“Acting is surviving”
“You have to look at producer the director and say, ‘I don’t give a fuck about any of you.’” – Marlon Brando
If you’re an actor or just a casual fan of film, one thing you have to admit is that Marlon Brando was the catalyst for modern day acting in film. He was a huge disciple of Stella Adler and The Method and when he brought that technique to his early film work, it changed everything. No one had ever seen anything like him on screen before and he was a revelation.
In fact, he was so believable as Stanley Kowalski in A Streetcar Named Desire that people actually thought he was his character, they thought he was a vicious drunk who would “spit on the floor” and fight with his wife. It’s some of these moments that are on display in the Stevan Riley’s excellent new documentary, Listen To Me Marlon.
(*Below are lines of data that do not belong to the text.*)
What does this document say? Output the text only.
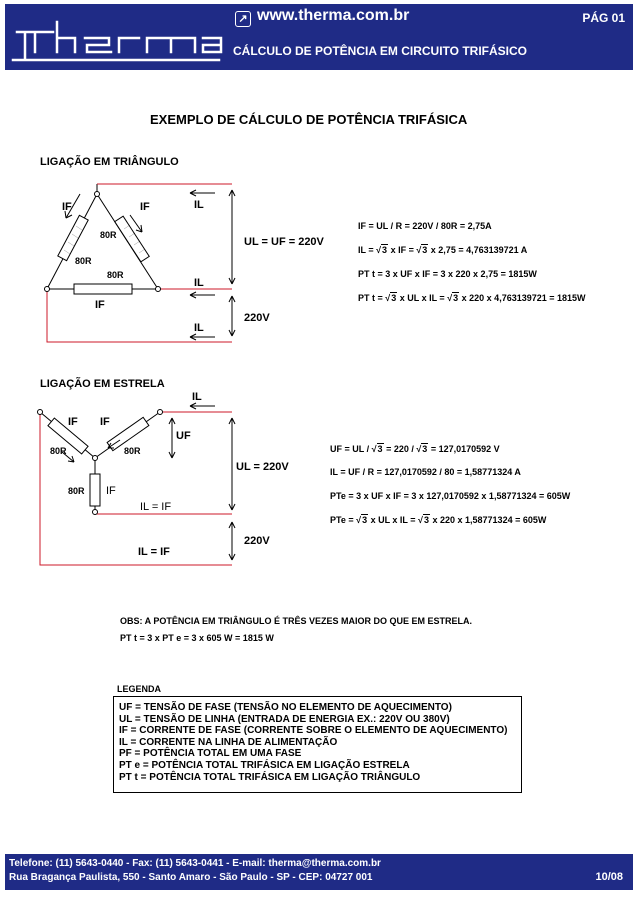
↗ www.therma.com.br	PÁG 01
CÁLCULO DE POTÊNCIA EM CIRCUITO TRIFÁSICO
EXEMPLO DE CÁLCULO DE POTÊNCIA TRIFÁSICA
LIGAÇÃO EM TRIÂNGULO
IF	IF
IF
IL
IL
IL
80R
80R
80R
UL = UF = 220V
220V
IF = UL / R = 220V / 80R = 2,75A
IL = √3 x IF = √3 x 2,75 = 4,763139721 A
PT t = 3 x UF x IF = 3 x 220 x 2,75 = 1815W
PT t = √3 x UL x IL = √3 x 220 x 4,763139721 = 1815W
LIGAÇÃO EM ESTRELA
IL
IF IF
UF
80R	80R
80R IF
IL = IF
IL = IF
UL = 220V
220V
UF = UL / √3 = 220 / √3 = 127,0170592 V
IL = UF / R = 127,0170592 / 80 = 1,58771324 A
PTe = 3 x UF x IF = 3 x 127,0170592 x 1,58771324 = 605W
PTe = √3 x UL x IL = √3 x 220 x 1,58771324 = 605W
OBS: A POTÊNCIA EM TRIÂNGULO É TRÊS VEZES MAIOR DO QUE EM ESTRELA.
PT t = 3 x PT e = 3 x 605 W = 1815 W
LEGENDA
UF = TENSÃO DE FASE (TENSÃO NO ELEMENTO DE AQUECIMENTO)
UL = TENSÃO DE LINHA (ENTRADA DE ENERGIA EX.: 220V OU 380V)
IF = CORRENTE DE FASE (CORRENTE SOBRE O ELEMENTO DE AQUECIMENTO)
IL = CORRENTE NA LINHA DE ALIMENTAÇÃO
PF = POTÊNCIA TOTAL EM UMA FASE
PT e = POTÊNCIA TOTAL TRIFÁSICA EM LIGAÇÃO ESTRELA
PT t = POTÊNCIA TOTAL TRIFÁSICA EM LIGAÇÃO TRIÂNGULO
Telefone: (11) 5643-0440 - Fax: (11) 5643-0441 - E-mail: therma@therma.com.br
Rua Bragança Paulista, 550 - Santo Amaro - São Paulo - SP - CEP: 04727 001	10/08
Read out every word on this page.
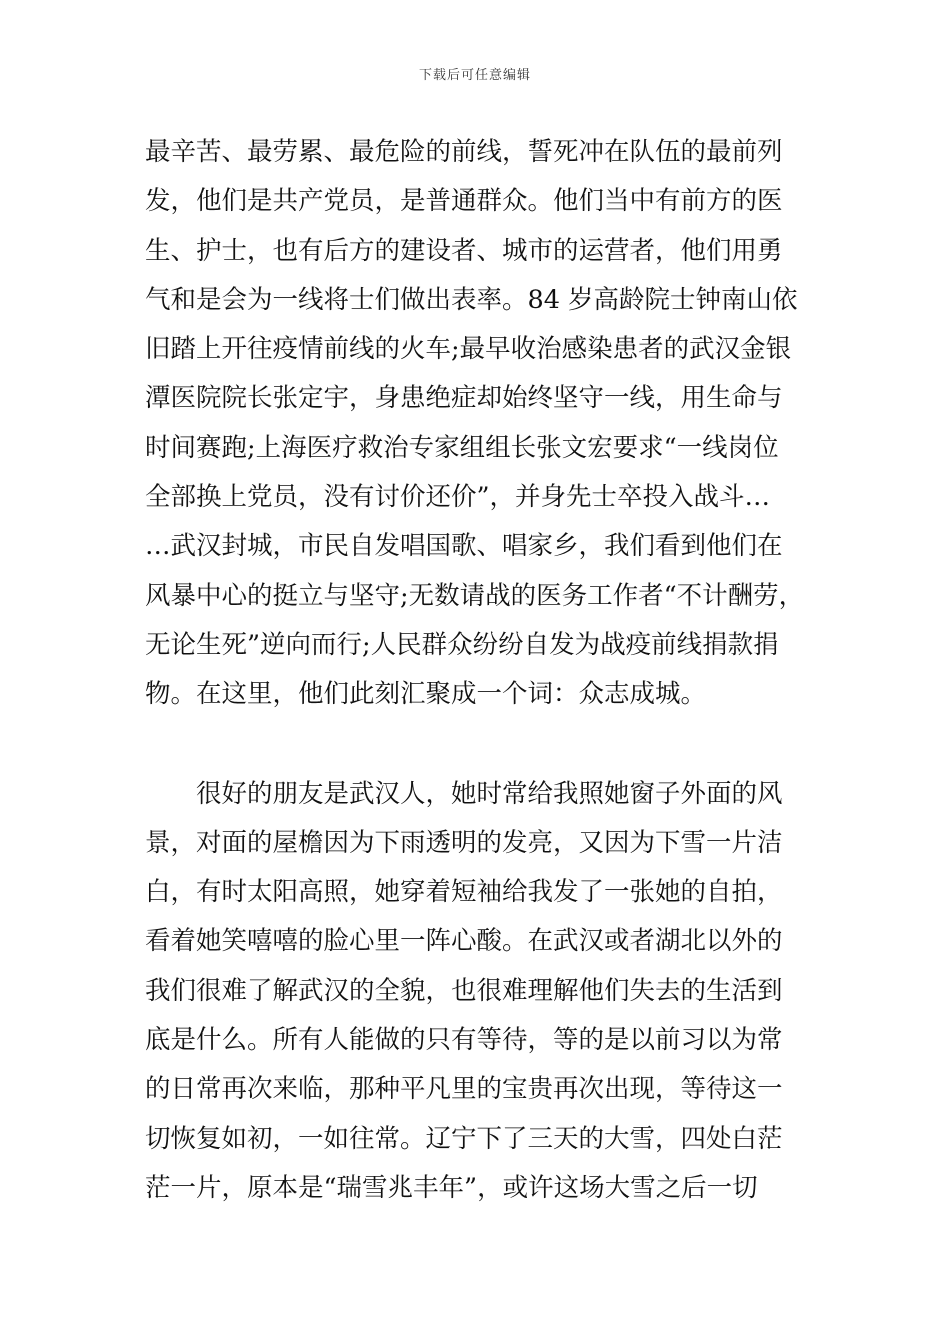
下载后可任意编辑
最辛苦、最劳累、最危险的前线，誓死冲在队伍的最前列
发，他们是共产党员，是普通群众。他们当中有前方的医
生、护士，也有后方的建设者、城市的运营者，他们用勇
气和是会为一线将士们做出表率。84 岁高龄院士钟南山依
旧踏上开往疫情前线的火车;最早收治感染患者的武汉金银
潭医院院长张定宇，身患绝症却始终坚守一线，用生命与
时间赛跑;上海医疗救治专家组组长张文宏要求“一线岗位
全部换上党员，没有讨价还价”，并身先士卒投入战斗…
…武汉封城，市民自发唱国歌、唱家乡，我们看到他们在
风暴中心的挺立与坚守;无数请战的医务工作者“不计酬劳，
无论生死”逆向而行;人民群众纷纷自发为战疫前线捐款捐
物。在这里，他们此刻汇聚成一个词：众志成城。
　　很好的朋友是武汉人，她时常给我照她窗子外面的风
景，对面的屋檐因为下雨透明的发亮，又因为下雪一片洁
白，有时太阳高照，她穿着短袖给我发了一张她的自拍，
看着她笑嘻嘻的脸心里一阵心酸。在武汉或者湖北以外的
我们很难了解武汉的全貌，也很难理解他们失去的生活到
底是什么。所有人能做的只有等待，等的是以前习以为常
的日常再次来临，那种平凡里的宝贵再次出现，等待这一
切恢复如初，一如往常。辽宁下了三天的大雪，四处白茫
茫一片，原本是“瑞雪兆丰年”，或许这场大雪之后一切
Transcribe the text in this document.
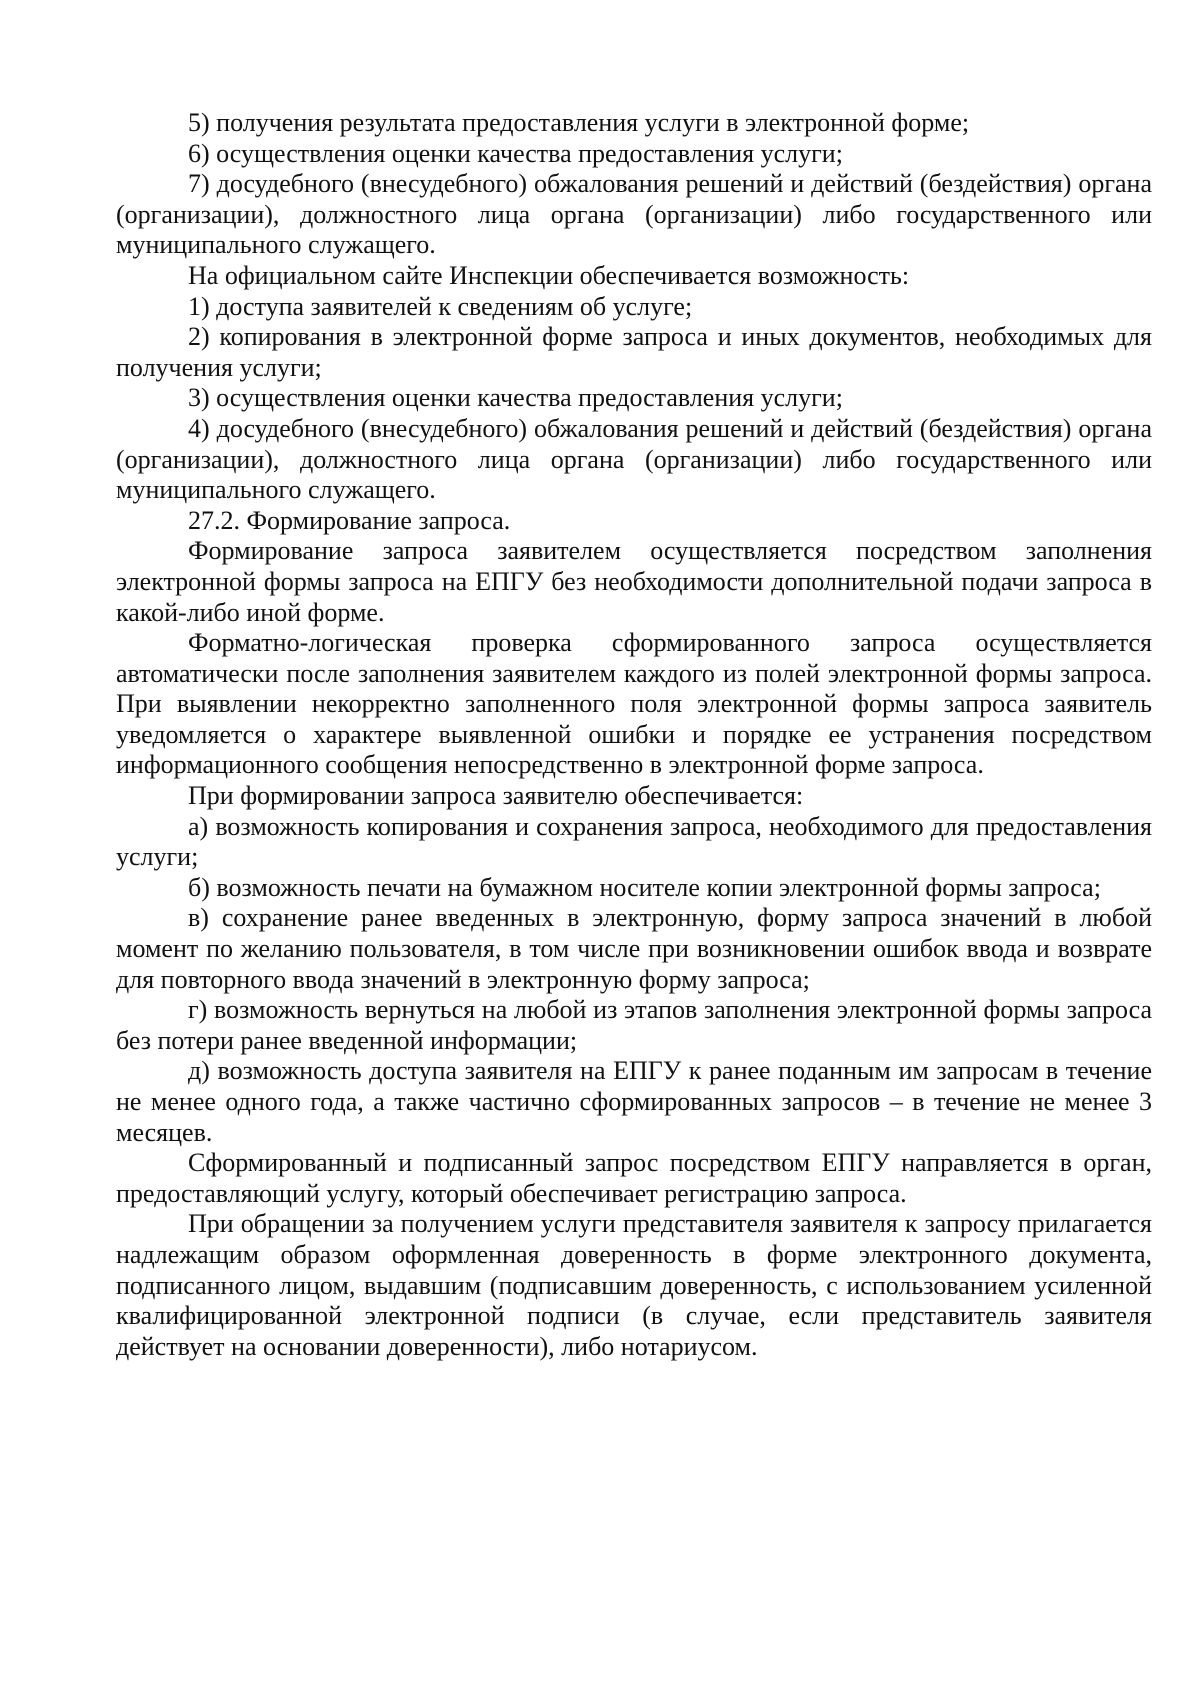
5) получения результата предоставления услуги в электронной форме;

6) осуществления оценки качества предоставления услуги;

7) досудебного (внесудебного) обжалования решений и действий (бездействия) органа (организации), должностного лица органа (организации) либо государственного или муниципального служащего.

На официальном сайте Инспекции обеспечивается возможность:

1) доступа заявителей к сведениям об услуге;

2) копирования в электронной форме запроса и иных документов, необходимых для получения услуги;

3) осуществления оценки качества предоставления услуги;

4) досудебного (внесудебного) обжалования решений и действий (бездействия) органа (организации), должностного лица органа (организации) либо государственного или муниципального служащего.

27.2. Формирование запроса.

Формирование запроса заявителем осуществляется посредством заполнения электронной формы запроса на ЕПГУ без необходимости дополнительной подачи запроса в какой-либо иной форме.

Форматно-логическая проверка сформированного запроса осуществляется автоматически после заполнения заявителем каждого из полей электронной формы запроса. При выявлении некорректно заполненного поля электронной формы запроса заявитель уведомляется о характере выявленной ошибки и порядке ее устранения посредством информационного сообщения непосредственно в электронной форме запроса.

При формировании запроса заявителю обеспечивается:

а) возможность копирования и сохранения запроса, необходимого для предоставления услуги;

б) возможность печати на бумажном носителе копии электронной формы запроса;

в) сохранение ранее введенных в электронную, форму запроса значений в любой момент по желанию пользователя, в том числе при возникновении ошибок ввода и возврате для повторного ввода значений в электронную форму запроса;

г) возможность вернуться на любой из этапов заполнения электронной формы запроса без потери ранее введенной информации;

д) возможность доступа заявителя на ЕПГУ к ранее поданным им запросам в течение не менее одного года, а также частично сформированных запросов – в течение не менее 3 месяцев.

Сформированный и подписанный запрос посредством ЕПГУ направляется в орган, предоставляющий услугу, который обеспечивает регистрацию запроса.

При обращении за получением услуги представителя заявителя к запросу прилагается надлежащим образом оформленная доверенность в форме электронного документа, подписанного лицом, выдавшим (подписавшим доверенность, с использованием усиленной квалифицированной электронной подписи (в случае, если представитель заявителя действует на основании доверенности), либо нотариусом.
Throughout his life, Brando recorded hundreds of hours of audiotapes that had never been made public until now. Riley has sifted through these tapes and created a documentary that is almost an autobiography. Told in his own voice, Brando guides us though his childhood to his early days as a young actor in New York City, working on Broadway to having to audition for The Godfather and it’s all in his own voice.
It’s truly fascinating.
He tells of the times he would sit in a New York City cigar shop and watch people for 30 seconds and then try and analyze their personality. Or how Stella Adler was so loving towards him and made him feel like he had a home at The New School. There’s an extended segment on Method Acting where’s he’s talking about his deep love and passion for it and it’s truly inspiring. I even went back to watch that section just to listen to it again.
As he gets older, we can see the more eccentric side of his personality emerging. He talks about auditioning for The Godfather and how he taped his lines to the other actors faces because he had other things to do besides learning lines.
The film ends with the tragedies of his son killing his daughter’s boyfriend and his daughter eventual suicide. At this point, Brando is a shell of what he once was. In the time of the film, we’ve seen him age and change and it’s something to marvel at.